Closed aratikrish closed 2 years ago
Thank you so much for the heads up here @arati2020! I decided to use filter()
to remove both the NA
bigrams and trigrams.
Hi Julia, I just realized that you do not need the filter that you added or the na.rm that I had suggested. You will not have any bigrams or trigrams with NA in them as you are only looking for bi/tri grams. This issue of having NAs arises only when you unnest into ngrams with nmin < n and then separate and unite.
Hmmm, I don't think so.
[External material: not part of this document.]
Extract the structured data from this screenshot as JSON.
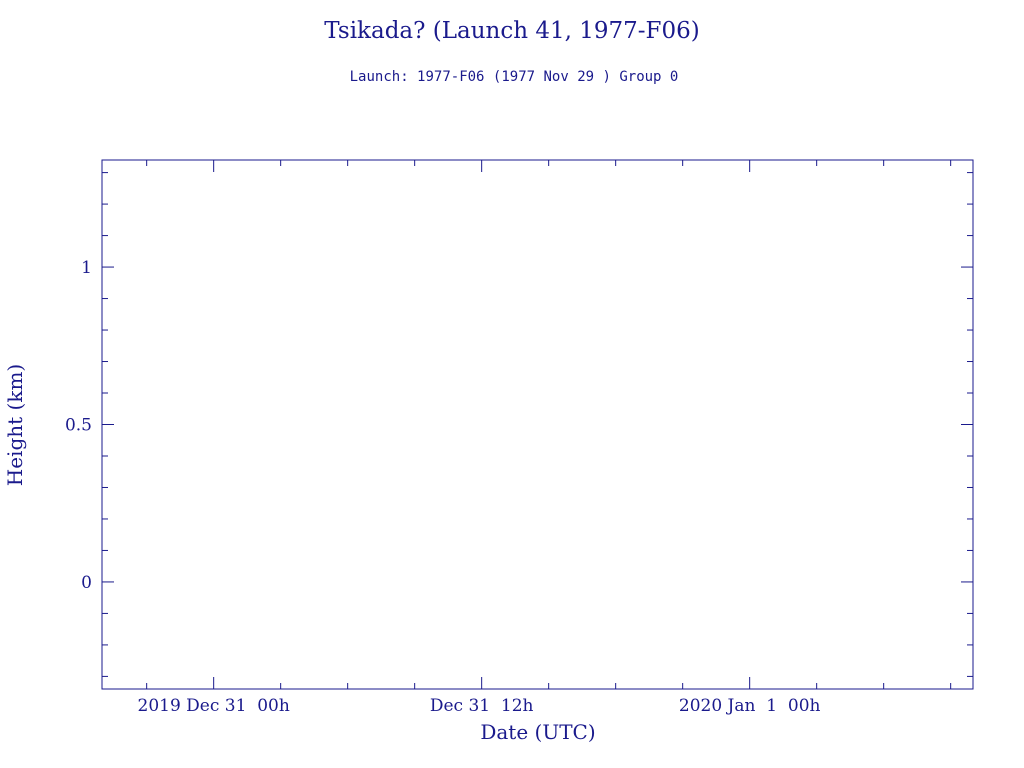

Here are the results at line ~50 without the filter()
:
library(tidyr)
bigrams_separated <- austen_bigrams %>%
separate(bigram, c("word1", "word2"), sep = " ")
bigrams_filtered <- bigrams_separated %>%
filter(!word1 %in% stop_words$word) %>%
filter(!word2 %in% stop_words$word)
# new bigram counts:
bigram_counts <- bigrams_filtered %>%
count(word1, word2, sort = TRUE)
bigram_counts
#> # A tibble: 28,975 × 3
#> word1 word2 n
#> <chr> <chr> <int>
#> 1 <NA> <NA> 12242
#> 2 sir thomas 266
#> 3 miss crawford 196
#> 4 captain wentworth 143
#> 5 miss woodhouse 143
#> 6 frank churchill 114
#> 7 lady russell 110
#> 8 sir walter 108
#> 9 lady bertram 101
#> 10 miss fairfax 98
#> # … with 28,965 more rows
ah got it and agree that the filter is needed here. Different issue from the one I was encountering with ngrams where one of the words is NA but that should not arise here.
added na.rm = TRUE to the unite statement so bigrams where there is only 1 word do not have NAs in them.